While mankind murmured mid its drinks
“What next? O Lord, what next?”

Chapter IV.

But maids and madams up-to-date,
In this our year of grace
Evolved a new sartorial state
We’ll try in rhyme to trace.
If brevity’s the soul of wit
Then fashion’s present freaks
On humor’s pedestal should sit
For many wardrobe weeks.
Beginning somewhere near the knee,
They blossom to the bust
And lots of coverings you’ll agree,
You have to take on trust.
They’re painful to the adipose,
To every curve they cling;
Recalling Eden and its clothes
And all that sort of thing!
They’re low on top and high below,
Cool, ravishing, and neat.
And what there is to show they show,
Whether in cold or heat.
They blush not underneath the stare
Of Cuthbert, Claude or Keith,
But show how much a belle can bare
Who’s beautiful beneath.
But ah, those pump, pulsating gaps
Displease the sour unsexed,
Who murmur from their righteous wraps —
“What next? O Lord, what next?”



Source:
Edwin Greenslade Murphy, Dryblower’s Verses, Perth, W.A.: E. G. Murphy, 1926, pages 65-68

Previously published (with some differences) in:
The Sunday Times (Perth, WA), 7 June 1903, p. 4

Editor’s notes:
adipose = animal fat, or containing, resembling, or relating to animal fat; may also refer to fat in general

à la mode = fashionable, stylish (from the French, “according to the fashion”)

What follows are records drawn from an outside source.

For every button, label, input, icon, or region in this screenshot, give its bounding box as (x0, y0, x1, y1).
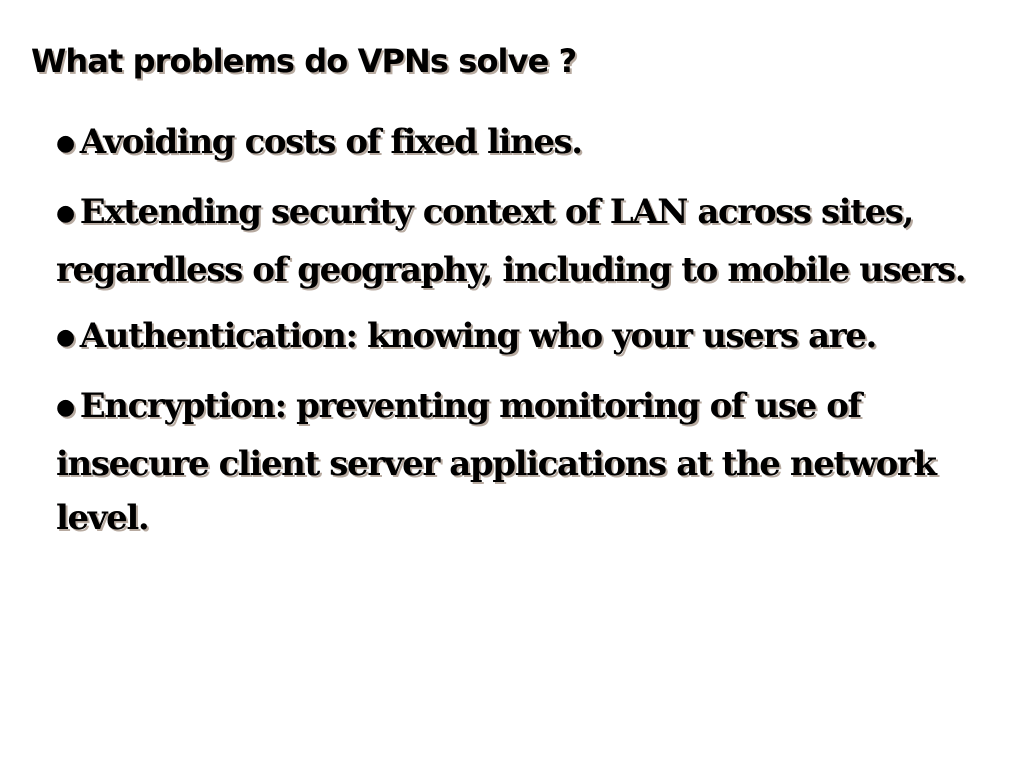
bullet-item-security-context (56, 185, 996, 297)
bullet-dot-icon: ● (56, 324, 74, 350)
bullet-text: Avoiding costs of fixed lines. (79, 122, 582, 162)
bullet-dot-icon: ● (56, 130, 74, 156)
bullet-item-encryption (56, 379, 996, 545)
bullet-text: Extending security context of LAN across sites, regardless of geography, including to mobile users. (56, 192, 966, 290)
bullet-list (56, 115, 996, 557)
bullet-item-costs (56, 115, 996, 173)
bullet-text: Authentication: knowing who your users are. (79, 316, 876, 356)
bullet-text: Encryption: preventing monitoring of use of insecure client server applications at the network level. (56, 386, 936, 538)
bullet-dot-icon: ● (56, 394, 74, 420)
slide-title: What problems do VPNs solve ? (31, 42, 577, 80)
bullet-dot-icon: ● (56, 200, 74, 226)
bullet-item-authentication (56, 309, 996, 367)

clobber = clothes; accessories, equipment, personal belongings, or supplies (can also mean to strike someone severely; beat, criticize, defeat, or treat harshly)

fulness = an alternative spelling of “fullness”

Johnnies = “Johnny” was used as a term to refer to a man or boy in general; plural “Johnnies”

swain = a young male admirer, lover, or suitor; also may refer to a country lad, peasant, or shepherd

wilder = bewilder, perplex (can also mean to cause to lose one’s way, or to lead astray)

[Editor: Removed full stop from “curs-ed crinoline.” and from “in tights.”; removed second full stop from “wildering the brain. .”.]